'Single-Payer' Government-Run Healthcare is Bad Medicine for California

Thursday, June 1, 2017

With an eye-popping price tag of at least $400 billion each year, the Democrat-led Senate passed out Senate Bill 562 (Lara), a bill to create a universal government-run health care system for all residents, with a vote of 23 to 14.

Senator Jim Nielsen (R-Tehama), Vice Chair of the Senate Budget Committee, issued the following statement in opposition:

“Our healthcare system is not perfect, but this is not a solution to improve healthcare.

“The proposal includes a sales tax increase and a tax increase on employers (payroll tax) to pay for this massive government-run experiment with our healthcare.

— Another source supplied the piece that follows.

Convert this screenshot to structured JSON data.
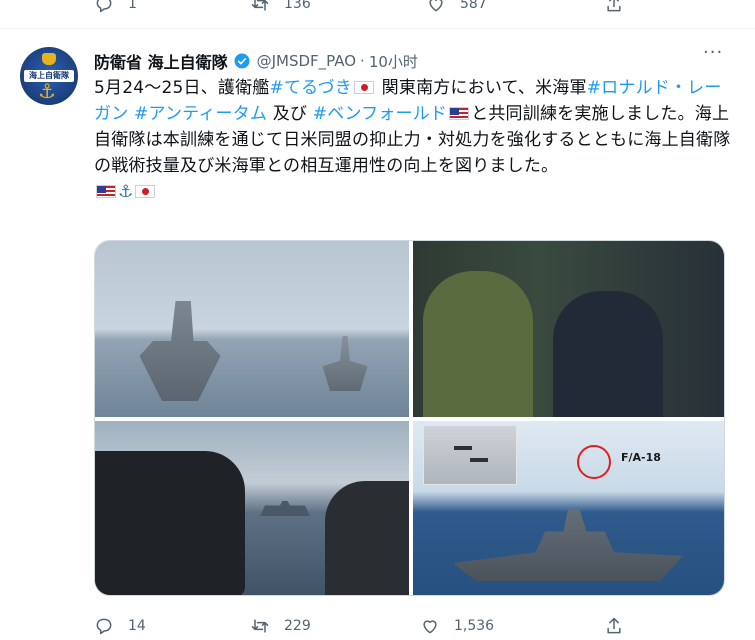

“Our businesses are already rattled by the minimum wage, increased regulations, Obamacare and, now, increased taxes to pay for diminished, rationed and more expensive healthcare. What is the incentive for an entrepreneur to start a new business in California or to even keep a business here?

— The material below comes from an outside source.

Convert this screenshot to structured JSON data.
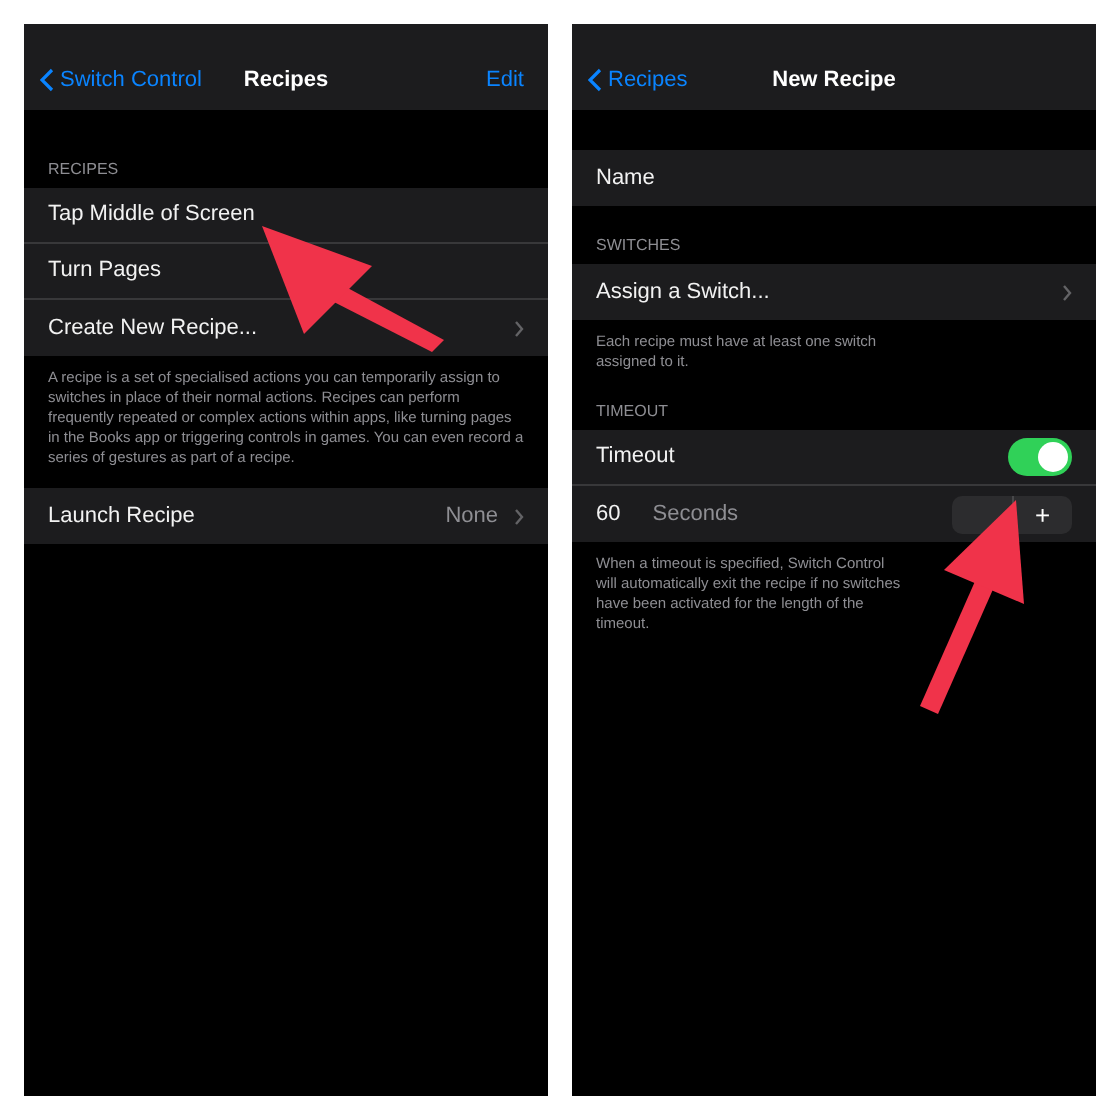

“Obamacare has been an epic failure for the country with unaffordable sky rocketing premiums for American families, making healthcare unavailable as a result of the government controlled system. Now, California politicians want to take this bad idea even further, paid for by massive new taxes on top of taxes.

“This expensive, ‘government-rather-than-patient-controlled’ political experiment with our healthcare is too great a risk.”